Conférence: « Avons-nous une politique fiscale ?

La politique fiscale dans la loupe de la fac de droit

Résumé de la conférence

En introduction de son intervention Michel TALY, avocat chez Arsène Taxand, ancien directeur du service de la législation fiscale et ancien chargé de mission au cabinet du Premier ministre a présenté les principaux problèmes qui entourent l’élaboration de la politique fiscale depuis près de 40 ans : la détermination de la façon dont doit être mesurée la capacité contributive des citoyens et la formalisation des finalités assignées à chacune des mesures annoncées.

Michel TALY, en tant qu’observateur privilégié des coulisses de la politique fiscale (voir Les coulisses de la politique fiscale, PUF, 2016, Paris), pose comme première nécessité la réhabilitation du débat sur les fondamentaux de la politique fiscale. Rappelant qu’une mesure fiscale peut avoir un rôle soit budgétaire, soit redistributif, soit incitatif, soit dissuasif, il regrette que certaines dispositions soient discutées et votées sans pour autant que leurs finalités soient affichées. Ces débats, de dimension politique, fondamentaux, ne sauraient pour autant effacer la dimension technique de la politique fiscale et la place prépondérante qui doit être celle de l’administration. Aussi, le conférencier plaide pour la recherche d’une relation d’équilibre entre la politique et la technique, relation qui apparaît selon lui dominée par le pouvoir politique.

Ce déséquilibre trouve ses causes dans deux événements qui ont bouleversé ce rapport, à savoir d’une part la réforme de la taxe professionnelle en 1974, qui a rompu la relation de confiance entre l’administration et le ministre des Finances, et d’autre part l’alternance politique de 1981, et l’avènement du « tout politique », où les volontés politiques s’imposent sans égard pour les contraintes techniques.
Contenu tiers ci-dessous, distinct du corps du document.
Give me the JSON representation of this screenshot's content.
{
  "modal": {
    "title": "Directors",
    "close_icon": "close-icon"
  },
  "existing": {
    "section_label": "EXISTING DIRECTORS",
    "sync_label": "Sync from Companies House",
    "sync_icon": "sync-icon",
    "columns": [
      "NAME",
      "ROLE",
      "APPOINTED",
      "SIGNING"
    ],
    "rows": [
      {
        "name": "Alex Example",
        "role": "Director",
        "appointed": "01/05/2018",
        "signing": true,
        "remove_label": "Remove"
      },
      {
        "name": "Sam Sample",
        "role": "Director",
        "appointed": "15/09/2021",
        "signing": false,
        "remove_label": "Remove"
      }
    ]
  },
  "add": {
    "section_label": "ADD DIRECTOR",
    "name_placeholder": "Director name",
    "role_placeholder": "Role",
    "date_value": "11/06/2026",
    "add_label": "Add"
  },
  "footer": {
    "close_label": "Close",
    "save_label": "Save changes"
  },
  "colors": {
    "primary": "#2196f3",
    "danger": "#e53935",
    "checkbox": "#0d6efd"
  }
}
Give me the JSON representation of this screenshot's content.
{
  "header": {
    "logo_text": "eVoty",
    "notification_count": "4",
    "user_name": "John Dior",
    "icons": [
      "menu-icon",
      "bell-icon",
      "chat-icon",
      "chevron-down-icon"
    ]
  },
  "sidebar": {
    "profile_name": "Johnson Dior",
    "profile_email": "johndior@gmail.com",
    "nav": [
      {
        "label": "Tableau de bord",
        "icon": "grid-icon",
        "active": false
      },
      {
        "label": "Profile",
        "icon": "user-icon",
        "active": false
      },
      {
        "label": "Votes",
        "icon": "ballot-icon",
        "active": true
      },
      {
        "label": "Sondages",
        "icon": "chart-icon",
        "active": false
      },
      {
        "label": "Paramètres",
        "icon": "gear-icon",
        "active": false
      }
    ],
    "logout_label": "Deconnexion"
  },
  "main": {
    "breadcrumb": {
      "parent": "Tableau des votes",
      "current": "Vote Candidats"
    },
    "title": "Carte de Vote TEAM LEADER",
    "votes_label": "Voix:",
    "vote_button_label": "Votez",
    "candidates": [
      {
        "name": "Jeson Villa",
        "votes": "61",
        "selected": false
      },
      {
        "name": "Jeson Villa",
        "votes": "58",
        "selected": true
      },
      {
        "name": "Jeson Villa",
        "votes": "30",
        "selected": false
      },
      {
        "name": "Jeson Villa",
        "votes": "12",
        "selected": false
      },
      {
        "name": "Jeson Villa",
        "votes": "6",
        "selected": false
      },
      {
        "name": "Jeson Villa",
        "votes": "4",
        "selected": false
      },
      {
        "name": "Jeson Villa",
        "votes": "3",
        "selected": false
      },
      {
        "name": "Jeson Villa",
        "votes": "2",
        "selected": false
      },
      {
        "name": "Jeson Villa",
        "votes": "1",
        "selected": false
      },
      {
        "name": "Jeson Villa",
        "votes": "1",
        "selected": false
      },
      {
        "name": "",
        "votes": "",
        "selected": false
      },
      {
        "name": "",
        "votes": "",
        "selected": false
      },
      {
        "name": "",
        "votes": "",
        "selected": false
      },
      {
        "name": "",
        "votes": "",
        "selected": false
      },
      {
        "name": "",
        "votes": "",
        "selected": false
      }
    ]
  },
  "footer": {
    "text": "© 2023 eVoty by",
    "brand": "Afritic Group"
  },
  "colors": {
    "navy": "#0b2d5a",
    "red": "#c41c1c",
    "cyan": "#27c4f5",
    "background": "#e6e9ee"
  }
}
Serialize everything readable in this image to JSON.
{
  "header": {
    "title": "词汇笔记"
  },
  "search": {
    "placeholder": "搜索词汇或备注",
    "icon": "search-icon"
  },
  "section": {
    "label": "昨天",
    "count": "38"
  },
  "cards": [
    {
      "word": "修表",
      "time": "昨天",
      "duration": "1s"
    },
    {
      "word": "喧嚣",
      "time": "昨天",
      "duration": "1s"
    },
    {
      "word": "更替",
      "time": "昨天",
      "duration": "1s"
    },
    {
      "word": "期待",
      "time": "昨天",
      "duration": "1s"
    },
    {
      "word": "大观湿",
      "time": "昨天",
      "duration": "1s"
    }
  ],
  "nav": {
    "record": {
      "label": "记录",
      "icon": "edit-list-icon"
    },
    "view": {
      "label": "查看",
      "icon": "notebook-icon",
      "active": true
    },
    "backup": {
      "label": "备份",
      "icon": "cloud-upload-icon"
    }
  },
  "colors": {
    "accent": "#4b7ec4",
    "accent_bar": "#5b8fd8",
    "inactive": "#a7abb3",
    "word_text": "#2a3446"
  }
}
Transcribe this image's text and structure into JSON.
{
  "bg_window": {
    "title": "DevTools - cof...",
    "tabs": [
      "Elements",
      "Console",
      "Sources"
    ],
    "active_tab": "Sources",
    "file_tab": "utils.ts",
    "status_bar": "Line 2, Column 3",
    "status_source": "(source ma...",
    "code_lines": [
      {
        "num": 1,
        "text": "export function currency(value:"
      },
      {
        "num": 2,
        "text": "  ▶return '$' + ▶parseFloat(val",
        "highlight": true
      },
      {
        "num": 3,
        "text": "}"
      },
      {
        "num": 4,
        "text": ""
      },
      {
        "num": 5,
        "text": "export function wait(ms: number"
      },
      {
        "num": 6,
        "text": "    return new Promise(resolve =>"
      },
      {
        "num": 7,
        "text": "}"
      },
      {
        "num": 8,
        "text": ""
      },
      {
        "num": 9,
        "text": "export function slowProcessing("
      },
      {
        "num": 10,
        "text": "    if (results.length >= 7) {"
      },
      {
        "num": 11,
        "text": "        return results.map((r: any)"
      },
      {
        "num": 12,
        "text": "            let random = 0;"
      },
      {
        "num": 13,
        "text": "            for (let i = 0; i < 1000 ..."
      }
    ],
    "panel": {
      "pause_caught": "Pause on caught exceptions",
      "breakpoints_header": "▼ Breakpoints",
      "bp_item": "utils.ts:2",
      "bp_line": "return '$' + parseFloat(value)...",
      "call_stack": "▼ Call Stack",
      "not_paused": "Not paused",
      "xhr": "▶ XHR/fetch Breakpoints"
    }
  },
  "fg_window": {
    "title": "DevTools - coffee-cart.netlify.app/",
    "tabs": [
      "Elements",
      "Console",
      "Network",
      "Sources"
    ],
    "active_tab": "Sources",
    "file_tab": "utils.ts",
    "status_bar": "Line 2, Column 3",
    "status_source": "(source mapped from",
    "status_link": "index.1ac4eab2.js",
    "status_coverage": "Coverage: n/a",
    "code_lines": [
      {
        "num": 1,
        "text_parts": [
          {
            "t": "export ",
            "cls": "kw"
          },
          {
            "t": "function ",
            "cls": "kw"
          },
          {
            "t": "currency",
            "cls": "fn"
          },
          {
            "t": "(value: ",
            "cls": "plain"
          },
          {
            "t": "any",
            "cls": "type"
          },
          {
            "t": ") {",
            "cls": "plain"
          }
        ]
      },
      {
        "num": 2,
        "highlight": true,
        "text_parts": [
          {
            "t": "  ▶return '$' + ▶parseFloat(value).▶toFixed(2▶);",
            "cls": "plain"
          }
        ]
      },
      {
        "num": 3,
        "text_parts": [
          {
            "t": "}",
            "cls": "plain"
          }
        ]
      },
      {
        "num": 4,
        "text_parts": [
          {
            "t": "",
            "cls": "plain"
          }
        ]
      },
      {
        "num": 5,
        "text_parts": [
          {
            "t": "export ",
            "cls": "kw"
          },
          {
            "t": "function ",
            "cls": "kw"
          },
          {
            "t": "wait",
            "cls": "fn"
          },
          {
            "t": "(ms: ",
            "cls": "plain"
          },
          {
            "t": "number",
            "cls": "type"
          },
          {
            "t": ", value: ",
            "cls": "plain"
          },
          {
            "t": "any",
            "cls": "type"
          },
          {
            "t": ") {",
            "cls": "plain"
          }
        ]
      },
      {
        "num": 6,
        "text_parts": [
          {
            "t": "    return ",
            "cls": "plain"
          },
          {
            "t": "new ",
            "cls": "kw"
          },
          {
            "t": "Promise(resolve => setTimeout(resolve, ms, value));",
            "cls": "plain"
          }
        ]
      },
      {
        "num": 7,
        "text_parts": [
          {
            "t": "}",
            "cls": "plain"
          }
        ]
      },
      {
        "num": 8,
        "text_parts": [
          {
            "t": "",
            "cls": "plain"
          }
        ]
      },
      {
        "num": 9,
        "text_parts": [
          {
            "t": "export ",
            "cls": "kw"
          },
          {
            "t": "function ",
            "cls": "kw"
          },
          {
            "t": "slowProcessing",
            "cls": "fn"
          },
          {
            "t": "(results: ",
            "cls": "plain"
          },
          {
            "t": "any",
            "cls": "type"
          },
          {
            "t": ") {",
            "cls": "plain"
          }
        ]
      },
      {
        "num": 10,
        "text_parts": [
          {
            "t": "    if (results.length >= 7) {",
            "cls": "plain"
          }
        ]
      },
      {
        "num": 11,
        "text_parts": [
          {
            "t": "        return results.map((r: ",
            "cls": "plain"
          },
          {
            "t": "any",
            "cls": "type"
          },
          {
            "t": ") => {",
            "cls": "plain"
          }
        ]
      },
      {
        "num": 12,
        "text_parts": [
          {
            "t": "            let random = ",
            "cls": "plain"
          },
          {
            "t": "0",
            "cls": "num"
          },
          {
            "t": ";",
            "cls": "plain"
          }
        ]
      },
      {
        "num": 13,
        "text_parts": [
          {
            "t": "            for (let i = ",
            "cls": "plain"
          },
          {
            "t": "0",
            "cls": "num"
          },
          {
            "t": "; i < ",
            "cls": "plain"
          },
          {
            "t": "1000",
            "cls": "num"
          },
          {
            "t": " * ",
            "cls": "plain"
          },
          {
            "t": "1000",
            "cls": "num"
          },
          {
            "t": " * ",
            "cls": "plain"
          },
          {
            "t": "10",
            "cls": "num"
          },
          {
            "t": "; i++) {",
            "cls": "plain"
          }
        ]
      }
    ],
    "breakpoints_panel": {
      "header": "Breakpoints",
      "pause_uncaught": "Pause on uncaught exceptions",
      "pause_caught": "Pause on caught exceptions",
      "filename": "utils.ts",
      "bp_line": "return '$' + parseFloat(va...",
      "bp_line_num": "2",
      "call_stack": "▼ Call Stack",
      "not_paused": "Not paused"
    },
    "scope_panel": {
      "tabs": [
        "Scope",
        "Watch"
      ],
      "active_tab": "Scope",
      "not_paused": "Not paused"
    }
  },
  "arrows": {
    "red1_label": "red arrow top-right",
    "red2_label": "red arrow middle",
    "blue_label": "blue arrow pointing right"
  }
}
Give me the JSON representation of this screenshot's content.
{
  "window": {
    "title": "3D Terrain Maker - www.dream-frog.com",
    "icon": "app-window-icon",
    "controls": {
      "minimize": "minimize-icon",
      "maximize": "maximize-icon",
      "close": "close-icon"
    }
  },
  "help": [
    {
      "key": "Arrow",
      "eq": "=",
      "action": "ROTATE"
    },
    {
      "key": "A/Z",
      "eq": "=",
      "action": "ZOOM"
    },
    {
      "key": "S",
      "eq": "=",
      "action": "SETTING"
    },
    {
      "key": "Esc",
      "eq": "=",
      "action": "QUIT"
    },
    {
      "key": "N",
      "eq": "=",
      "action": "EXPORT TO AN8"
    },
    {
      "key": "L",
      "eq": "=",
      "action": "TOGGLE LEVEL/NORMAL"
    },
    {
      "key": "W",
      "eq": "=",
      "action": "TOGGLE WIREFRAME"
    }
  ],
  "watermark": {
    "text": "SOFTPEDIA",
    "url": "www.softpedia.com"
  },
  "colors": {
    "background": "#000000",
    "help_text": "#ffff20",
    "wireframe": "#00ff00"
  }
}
Michel TALY, critique également le rôle actuel du Parlement, en observant la désinvolture des parlementaires dans la rédaction des amendements gagés, regrettant qu’ils soient compensés à due concurrence par l’augmentation d’une autre ressource, sans chiffrage précis. De plus, il estime que les dispositions ayant un effet différé dans le temps ne sont pas clairement soumises à l’examen du Parlement, puisque Centre d’études fiscales et financière – cycle de conférences 2017-2018 contenues dans la seconde partie de la loi de finances.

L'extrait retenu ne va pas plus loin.